Unfortunately, some might encounter a fawn in hiding, assume it’s been orphaned and take measures to do some good.
“Each year, fawns are taken out of the wild by well-intentioned individuals who mistakenly assume they are orphaned or have been abandoned,” said Jon Shaw, a deer biologist for N.C. Wildlife Resources Commission. “However, it is rare for a doe to abandon her fawn, although she will leave it for hours at a time, she returns periodically to nurse it. … If you find a fawn, leave it where it is and check on it the following day. If it still there and is bleating loudly, appears cold, weak or thin, or is injured, it might be orphaned. However, do not take it out of the wild.”
It’s not only a bad idea to remove a fawn from the wild, it’s also illegal.
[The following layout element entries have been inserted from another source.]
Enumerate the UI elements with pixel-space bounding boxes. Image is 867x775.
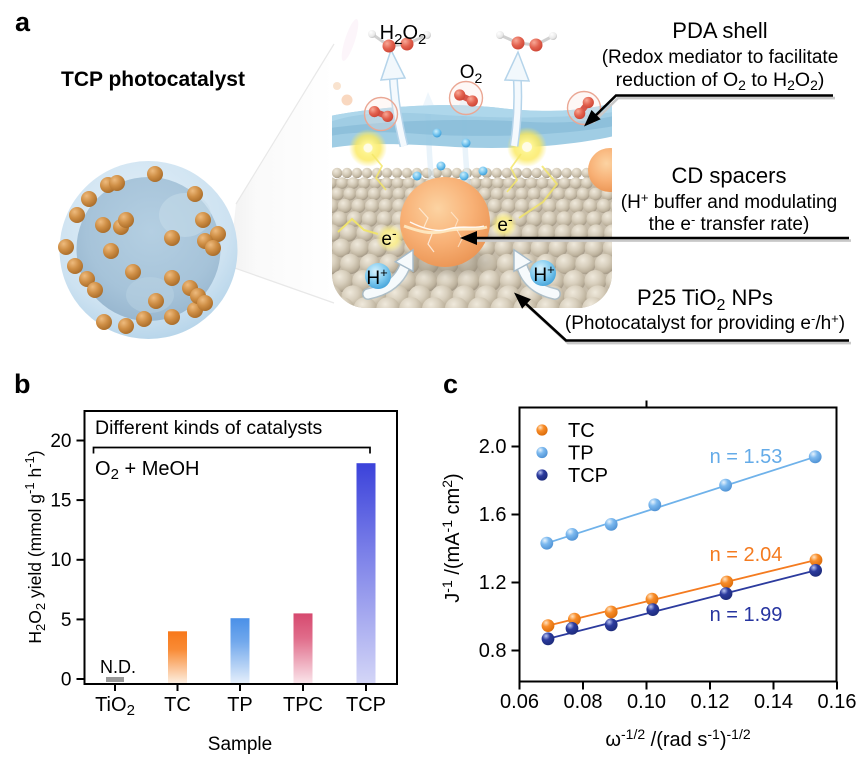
svg-text:the e- transfer rate): the e- transfer rate) [649,212,810,235]
svg-text:n = 1.99: n = 1.99 [710,604,783,626]
svg-text:0.14: 0.14 [754,691,793,713]
svg-text:N.D.: N.D. [100,657,136,677]
svg-text:10: 10 [50,550,71,571]
svg-text:TPC: TPC [283,694,323,716]
svg-text:reduction of O2 to H2O2): reduction of O2 to H2O2) [616,69,825,93]
svg-text:Different kinds of catalysts: Different kinds of catalysts [95,417,322,439]
svg-text:0: 0 [61,670,72,691]
svg-text:H2O2 yield (mmol g-1 h-1): H2O2 yield (mmol g-1 h-1) [22,450,48,643]
svg-text:15: 15 [50,491,71,512]
svg-text:0.12: 0.12 [691,691,730,713]
svg-text:TCP photocatalyst: TCP photocatalyst [61,68,245,91]
svg-text:c: c [443,369,458,399]
svg-text:n = 1.53: n = 1.53 [710,446,783,468]
svg-text:ω-1/2 /(rad s-1)-1/2: ω-1/2 /(rad s-1)-1/2 [605,726,750,751]
svg-text:1.6: 1.6 [479,504,507,526]
svg-text:Sample: Sample [208,734,272,755]
svg-text:TiO2: TiO2 [95,694,135,719]
svg-text:O2: O2 [460,62,483,86]
svg-text:(H+ buffer and modulating: (H+ buffer and modulating [621,190,837,213]
svg-text:CD spacers: CD spacers [672,163,787,188]
svg-text:O2 + MeOH: O2 + MeOH [95,458,199,483]
svg-text:TC: TC [164,694,191,716]
svg-text:n = 2.04: n = 2.04 [710,544,783,566]
svg-text:b: b [14,369,31,399]
svg-text:20: 20 [50,431,71,452]
svg-text:0.16: 0.16 [818,691,857,713]
svg-text:PDA shell: PDA shell [672,18,767,43]
svg-text:TP: TP [568,443,594,465]
svg-text:0.08: 0.08 [564,691,603,713]
svg-text:a: a [15,7,31,37]
svg-text:TCP: TCP [346,694,386,716]
svg-text:0.8: 0.8 [479,640,507,662]
svg-text:TP: TP [227,694,253,716]
svg-text:0.10: 0.10 [627,691,666,713]
svg-text:TCP: TCP [568,465,608,487]
svg-text:1.2: 1.2 [479,572,507,594]
svg-text:0.06: 0.06 [500,691,539,713]
svg-text:2.0: 2.0 [479,436,507,458]
svg-text:H2O2: H2O2 [380,22,427,48]
svg-text:J-1 /(mA-1 cm2): J-1 /(mA-1 cm2) [439,473,464,602]
svg-text:TC: TC [568,420,595,442]
svg-text:P25 TiO2 NPs: P25 TiO2 NPs [637,285,773,314]
svg-text:5: 5 [61,610,72,631]
svg-text:(Redox mediator to facilitate: (Redox mediator to facilitate [602,47,839,68]
svg-text:(Photocatalyst for providing e: (Photocatalyst for providing e-/h+) [565,311,845,334]
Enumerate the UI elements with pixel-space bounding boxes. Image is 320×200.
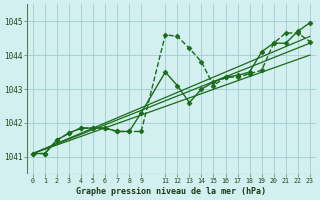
X-axis label: Graphe pression niveau de la mer (hPa): Graphe pression niveau de la mer (hPa) [76, 187, 266, 196]
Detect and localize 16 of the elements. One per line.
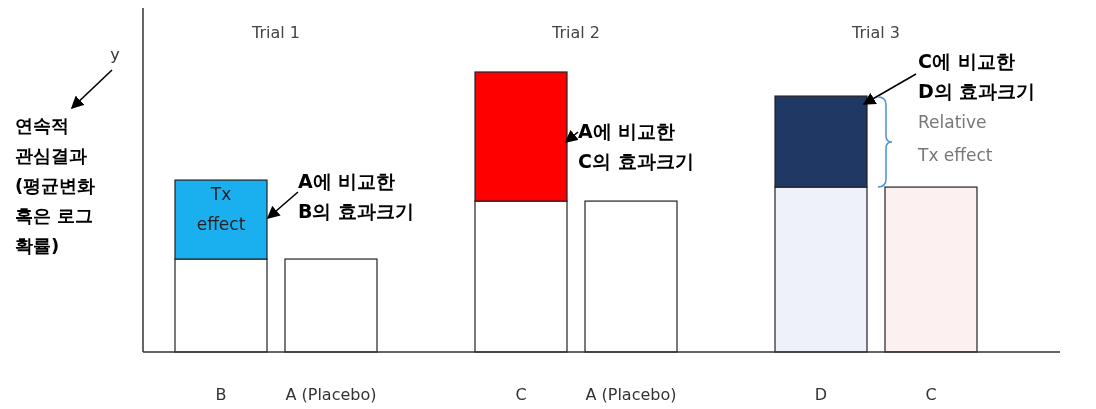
- annotation: C에 비교한 D의 효과크기: [918, 50, 1036, 102]
- text: Trial 2: [551, 23, 600, 42]
- x-tick-label: C: [515, 385, 527, 404]
- annotation: A에 비교한 B의 효과크기: [298, 170, 415, 222]
- annotation: Tx effect: [196, 184, 246, 234]
- x-tick-label: A (Placebo): [285, 385, 377, 404]
- x-tick-label: D: [814, 385, 828, 404]
- text: Trial 3: [851, 23, 900, 42]
- annotation: Relative Tx effect: [917, 112, 993, 165]
- x-tick-label: B: [215, 385, 227, 404]
- text: Trial 1: [251, 23, 300, 42]
- text: y: [110, 45, 120, 64]
- x-tick-label: A (Placebo): [585, 385, 677, 404]
- annotation: A에 비교한 C의 효과크기: [578, 120, 694, 172]
- y-axis-title: 연속적 관심결과 (평균변화 혹은 로그 확률): [15, 115, 96, 256]
- x-tick-label: C: [925, 385, 937, 404]
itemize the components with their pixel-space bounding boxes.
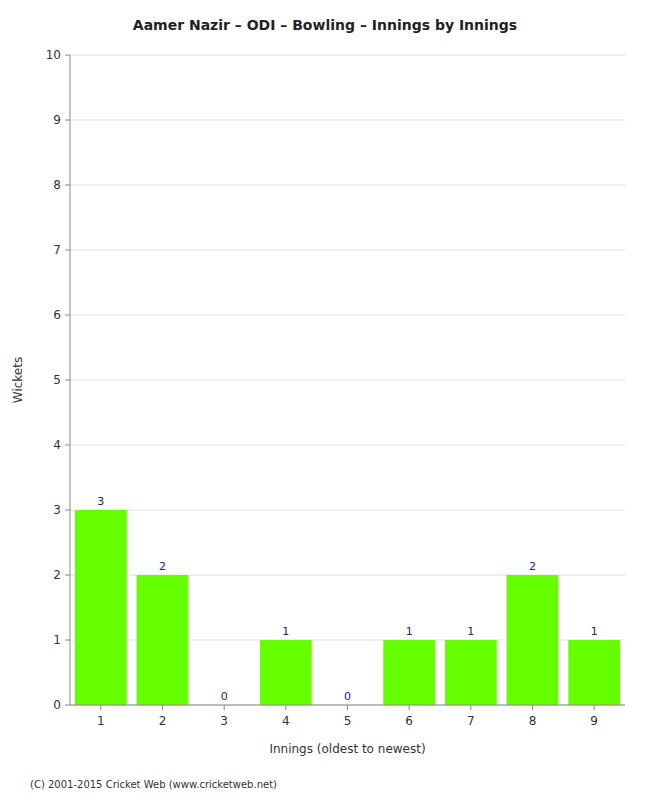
- bar: [260, 640, 312, 705]
- grid-line: [70, 445, 625, 446]
- bar: [383, 640, 435, 705]
- grid-line: [70, 250, 625, 251]
- grid-line: [70, 510, 625, 511]
- grid-line: [70, 120, 625, 121]
- bar: [445, 640, 497, 705]
- x-tick: [285, 705, 286, 710]
- data-label: 2: [159, 560, 166, 573]
- x-tick-label: 5: [344, 714, 352, 728]
- x-tick: [409, 705, 410, 710]
- y-tick-label: 2: [53, 568, 61, 582]
- y-tick-label: 3: [53, 503, 61, 517]
- data-labels: 3 2 0 1 0 1 1 2 1: [97, 495, 597, 703]
- y-tick-label: 9: [53, 113, 61, 127]
- y-tick: [65, 575, 70, 576]
- x-axis: 1 2 3 4 5 6 7 8 9: [70, 705, 625, 728]
- y-tick-label: 6: [53, 308, 61, 322]
- bar: [137, 575, 189, 705]
- data-label: 0: [221, 690, 228, 703]
- chart-svg: 012345678910123456789320101121Aamer Nazi…: [0, 0, 650, 800]
- y-tick: [65, 380, 70, 381]
- y-tick-label: 1: [53, 633, 61, 647]
- y-tick: [65, 510, 70, 511]
- chart-container: 012345678910123456789320101121Aamer Nazi…: [0, 0, 650, 800]
- data-label: 2: [529, 560, 536, 573]
- grid-line: [70, 185, 625, 186]
- y-tick-label: 4: [53, 438, 61, 452]
- y-tick: [65, 250, 70, 251]
- x-tick: [100, 705, 101, 710]
- y-tick: [65, 705, 70, 706]
- x-tick-label: 7: [467, 714, 475, 728]
- y-tick-label: 5: [53, 373, 61, 387]
- x-tick: [470, 705, 471, 710]
- y-axis-label: Wickets: [11, 357, 25, 403]
- y-tick: [65, 315, 70, 316]
- grid-line: [70, 380, 625, 381]
- x-tick-label: 4: [282, 714, 290, 728]
- data-label: 1: [467, 625, 474, 638]
- y-tick: [65, 55, 70, 56]
- y-tick-label: 8: [53, 178, 61, 192]
- y-tick-label: 7: [53, 243, 61, 257]
- x-tick-label: 9: [590, 714, 598, 728]
- bars: [75, 510, 620, 705]
- x-tick-label: 2: [159, 714, 167, 728]
- x-tick: [347, 705, 348, 710]
- grid: [70, 55, 625, 705]
- x-axis-label: Innings (oldest to newest): [269, 742, 425, 756]
- x-tick-label: 6: [405, 714, 413, 728]
- data-label: 1: [591, 625, 598, 638]
- x-tick: [162, 705, 163, 710]
- x-tick-label: 1: [97, 714, 105, 728]
- bar: [75, 510, 127, 705]
- grid-line: [70, 315, 625, 316]
- data-label: 1: [406, 625, 413, 638]
- y-tick-label: 0: [53, 698, 61, 712]
- x-tick-label: 8: [529, 714, 537, 728]
- y-tick: [65, 445, 70, 446]
- bar: [507, 575, 559, 705]
- y-axis: 0 1 2 3 4 5 6 7 8 9 10: [46, 48, 70, 712]
- data-label: 0: [344, 690, 351, 703]
- y-tick-label: 10: [46, 48, 61, 62]
- y-axis-line: [70, 55, 71, 705]
- data-label: 1: [282, 625, 289, 638]
- data-label: 3: [97, 495, 104, 508]
- x-tick-label: 3: [220, 714, 228, 728]
- x-tick: [224, 705, 225, 710]
- bar: [568, 640, 620, 705]
- y-tick: [65, 120, 70, 121]
- footer: (C) 2001-2015 Cricket Web (www.cricketwe…: [30, 779, 277, 790]
- title: Aamer Nazir – ODI – Bowling – Innings by…: [133, 17, 517, 33]
- y-tick: [65, 185, 70, 186]
- grid-line: [70, 55, 625, 56]
- x-tick: [594, 705, 595, 710]
- y-tick: [65, 640, 70, 641]
- x-tick: [532, 705, 533, 710]
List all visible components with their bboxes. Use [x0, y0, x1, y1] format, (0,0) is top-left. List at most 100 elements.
Instead, Shaw recommends contacting a local, permitted fawn rehabilitator through Wildlife Resources. These are the people equipped to care for a fawn and misguided attempts by those trying to “save” a fawn typically do more harm than good, according to Wildlife Resources.
Sometimes a hands-off approach is the right approach — appreciate from a respectful distance. This spring, make sure to help wildlife, not harm it.